In traditional continuous integration systems, contributors typically pull a recent (preferably latest) stable project version into a private workspace, develop their changesets, perform a set of mandatory pre-commit quality verifications (build, unit test, static analysis, etc.), update their workspace to the now latest project version thus integrating (merging) their changeset with other changesets committed on the project branch after the stable project version used in their workspace, eventually repeat the pre-commit quality verifications depending on the complexity and risk of the update to the latest project version and finally commit the code to the branch thus creating a new latest project version. Periodically (or even after every commit), automated tasks perform a set of integration quality verifications on the latest or a recent project version to detect regressions in the software quality.
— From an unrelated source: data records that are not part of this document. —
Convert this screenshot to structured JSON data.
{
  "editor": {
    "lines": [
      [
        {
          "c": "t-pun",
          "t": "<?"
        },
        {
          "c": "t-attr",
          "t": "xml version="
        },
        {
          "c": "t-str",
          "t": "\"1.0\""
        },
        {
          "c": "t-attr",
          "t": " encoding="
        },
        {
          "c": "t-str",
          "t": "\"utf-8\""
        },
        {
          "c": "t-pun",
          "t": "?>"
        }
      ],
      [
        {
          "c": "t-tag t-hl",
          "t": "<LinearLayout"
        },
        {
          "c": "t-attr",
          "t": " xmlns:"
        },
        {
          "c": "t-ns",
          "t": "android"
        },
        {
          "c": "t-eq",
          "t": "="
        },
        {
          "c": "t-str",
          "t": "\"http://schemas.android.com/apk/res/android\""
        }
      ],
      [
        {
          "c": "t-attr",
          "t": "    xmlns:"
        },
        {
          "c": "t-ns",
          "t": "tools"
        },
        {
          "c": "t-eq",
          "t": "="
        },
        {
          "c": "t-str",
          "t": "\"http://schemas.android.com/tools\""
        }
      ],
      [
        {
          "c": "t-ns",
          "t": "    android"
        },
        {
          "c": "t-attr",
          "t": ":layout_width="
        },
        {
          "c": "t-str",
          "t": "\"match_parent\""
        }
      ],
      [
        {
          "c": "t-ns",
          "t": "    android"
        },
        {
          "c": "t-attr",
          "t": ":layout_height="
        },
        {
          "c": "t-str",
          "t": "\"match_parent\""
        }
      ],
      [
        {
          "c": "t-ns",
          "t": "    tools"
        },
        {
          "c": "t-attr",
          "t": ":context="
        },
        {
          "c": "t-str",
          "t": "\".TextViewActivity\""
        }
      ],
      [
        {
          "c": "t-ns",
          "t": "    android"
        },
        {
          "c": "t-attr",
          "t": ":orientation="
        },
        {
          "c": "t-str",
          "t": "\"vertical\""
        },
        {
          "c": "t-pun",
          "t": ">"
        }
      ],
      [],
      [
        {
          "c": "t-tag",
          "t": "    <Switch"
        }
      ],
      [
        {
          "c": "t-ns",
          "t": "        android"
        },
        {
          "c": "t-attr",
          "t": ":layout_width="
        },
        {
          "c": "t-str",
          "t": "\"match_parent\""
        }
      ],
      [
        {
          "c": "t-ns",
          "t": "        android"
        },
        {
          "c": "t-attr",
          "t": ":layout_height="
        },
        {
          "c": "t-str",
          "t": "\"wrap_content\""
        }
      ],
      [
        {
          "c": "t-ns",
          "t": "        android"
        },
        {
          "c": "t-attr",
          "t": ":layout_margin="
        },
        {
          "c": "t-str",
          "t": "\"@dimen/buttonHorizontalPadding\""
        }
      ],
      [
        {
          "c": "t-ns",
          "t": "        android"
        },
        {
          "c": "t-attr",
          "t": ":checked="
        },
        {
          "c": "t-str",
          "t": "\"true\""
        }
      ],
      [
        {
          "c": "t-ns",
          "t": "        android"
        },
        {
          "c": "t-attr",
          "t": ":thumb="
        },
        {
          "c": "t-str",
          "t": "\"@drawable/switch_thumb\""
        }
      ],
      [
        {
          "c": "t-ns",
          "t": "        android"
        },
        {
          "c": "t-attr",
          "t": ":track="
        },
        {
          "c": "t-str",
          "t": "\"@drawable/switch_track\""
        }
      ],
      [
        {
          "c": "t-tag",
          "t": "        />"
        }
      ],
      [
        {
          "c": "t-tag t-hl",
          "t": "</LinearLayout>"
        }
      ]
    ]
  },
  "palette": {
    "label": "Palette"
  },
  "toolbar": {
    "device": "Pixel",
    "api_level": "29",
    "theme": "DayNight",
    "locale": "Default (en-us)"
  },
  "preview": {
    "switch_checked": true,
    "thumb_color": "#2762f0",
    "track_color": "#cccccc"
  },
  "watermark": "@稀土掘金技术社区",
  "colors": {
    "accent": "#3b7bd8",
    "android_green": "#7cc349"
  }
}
Occasionally the detected quality regressions are catastrophic in the sense that they are build or test failures which would prevent some or all branch contributors with workspaces based on the respective project version from successfully passing the set of mandatory pre-commit quality verifications and thus from committing their changesets. The project versions affected by such quality regressions are considered unstable. Quality regressions causing unstable project versions need to be addressed for the project as a whole to move forward and are therefore considered blocking regressions.
Addressing blocking regressions are not time-bound, typically because they may require human intervention for investigation and/or fixing, or because multiple simultaneous quality regressions may mask each other necessitating multiple sequential iterations until stability is achieved.
Changesets causing blocking regressions fall into two categories: faulty changesets which cause quality regressions by themselves, and conflicting changesets which by themselves don't cause quality regressions but do so when integrated together.
The probability of blocking regressions caused by faulty changesets increases with the increase of the project branch commit rate. The probability of blocking regressions caused by conflicting changesets increases with the number of outstanding individual changesets which are committed after the stable branch label used in the individual contributor workflows and which are thus not included in the workflow quality verification context. The number of these outstanding changesets increases with the number of unstable labels, the time required to address the blocking regressions causing the instabilities, and with the project branch commit rate.
Eventually, as the branch commit rate increases, the probability of obtaining stable labels decreases until it eventually reaches insignificant levels, effectively bringing the project to a halt. The limited achievable branch commit rate makes traditional continuous integration systems unattractive for larger scale projects.